Freddie Mac has an interesting chart showing how depressed the mortgage business has been, but also why forecasts might be a little too gloomy. They look at home sales relative to housing stock (basically housing turnover) and then compare it to purchase applications. Two things jump out at me: first, turnover (the blue line) is very low at the moment, which probably reflects the underwater borrower phenomenon. People can't move if they can't sell. But second, note that as housing turnover increased recently, purchase applications (the green line) remained more or less flat - that is evidence of the cash / professional buyer who has been dominating the marketplace. Both are temporary headwinds for mortgage bankers that will abate as home prices continue to rise. Underwater homeowners will eventually get right-side up and will be able to sell. Professional investors will begin to balk at the higher prices and may even begin to sell. The purchase business will benefit from a number of major big trends going forward: (a) a "payback" of the low household formation numbers over the last few years, (b) increasing turnover as underwater home owners finally get right side up, and (c) the professional investor's exit from the distressed home market (the green line will catch up to the blue line)



Zillow has a study showing that targeted lending areas had the biggest drops in real estate prices.

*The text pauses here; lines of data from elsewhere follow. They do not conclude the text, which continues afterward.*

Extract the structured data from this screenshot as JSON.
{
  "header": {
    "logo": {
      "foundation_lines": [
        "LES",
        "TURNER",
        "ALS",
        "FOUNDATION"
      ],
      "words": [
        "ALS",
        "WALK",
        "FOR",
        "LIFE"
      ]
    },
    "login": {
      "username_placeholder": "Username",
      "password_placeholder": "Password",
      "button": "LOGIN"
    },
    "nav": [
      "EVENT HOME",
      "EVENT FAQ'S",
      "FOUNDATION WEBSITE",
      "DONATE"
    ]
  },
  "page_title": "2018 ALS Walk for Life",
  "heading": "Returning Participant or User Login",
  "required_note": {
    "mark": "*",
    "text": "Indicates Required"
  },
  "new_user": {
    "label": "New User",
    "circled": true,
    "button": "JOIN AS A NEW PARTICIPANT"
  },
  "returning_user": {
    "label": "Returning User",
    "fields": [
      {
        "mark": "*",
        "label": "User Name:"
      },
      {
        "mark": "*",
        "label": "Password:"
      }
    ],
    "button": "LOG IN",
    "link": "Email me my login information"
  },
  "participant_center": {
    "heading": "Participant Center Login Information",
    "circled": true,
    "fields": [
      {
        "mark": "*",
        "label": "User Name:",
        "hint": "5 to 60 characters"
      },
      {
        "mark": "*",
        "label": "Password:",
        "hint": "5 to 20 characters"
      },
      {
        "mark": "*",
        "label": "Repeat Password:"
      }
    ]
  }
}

This is unsurprising given that the chance of a home becoming worthless is higher in places like Detroit or Harrisburg than it is in, say Stamford CT or San Diego CA. Unwittingly the study also proves a point that I have been making for quite some time - that the underlying logic to the Community Reinvestment Act is flawed. Essentially, the CRA says that borrowers with the same characteristics (FICO / LTV) should get the same rate. And if they don't get the same rate, then that is prima facie evidence of discrimination. That logic is perfectly valid for some forms of credit - particularly credit cards, installment debt, etc. However, mortgages are different. They are secured loans, and when a lender looks at a secured loan, they take into account not only the probability of getting paid (via credit scores), but also the characteristics of the underlying collateral. The CRA proponents assume a house is a house is a house and FICO is all that matters. But the study shows that isn't the case - the lender has to take into account what happens if they are not paid. And because the underlying homes in targeted lending areas are more likely to have huge price swings (particularly to the downside), when lenders charge more for loans in these areas, they are not guilty of discrimination - they are simply properly pricing risk. Therefore, the CRA isn't correcting some purported wrong, it is simply an excuse for wealth redistribution.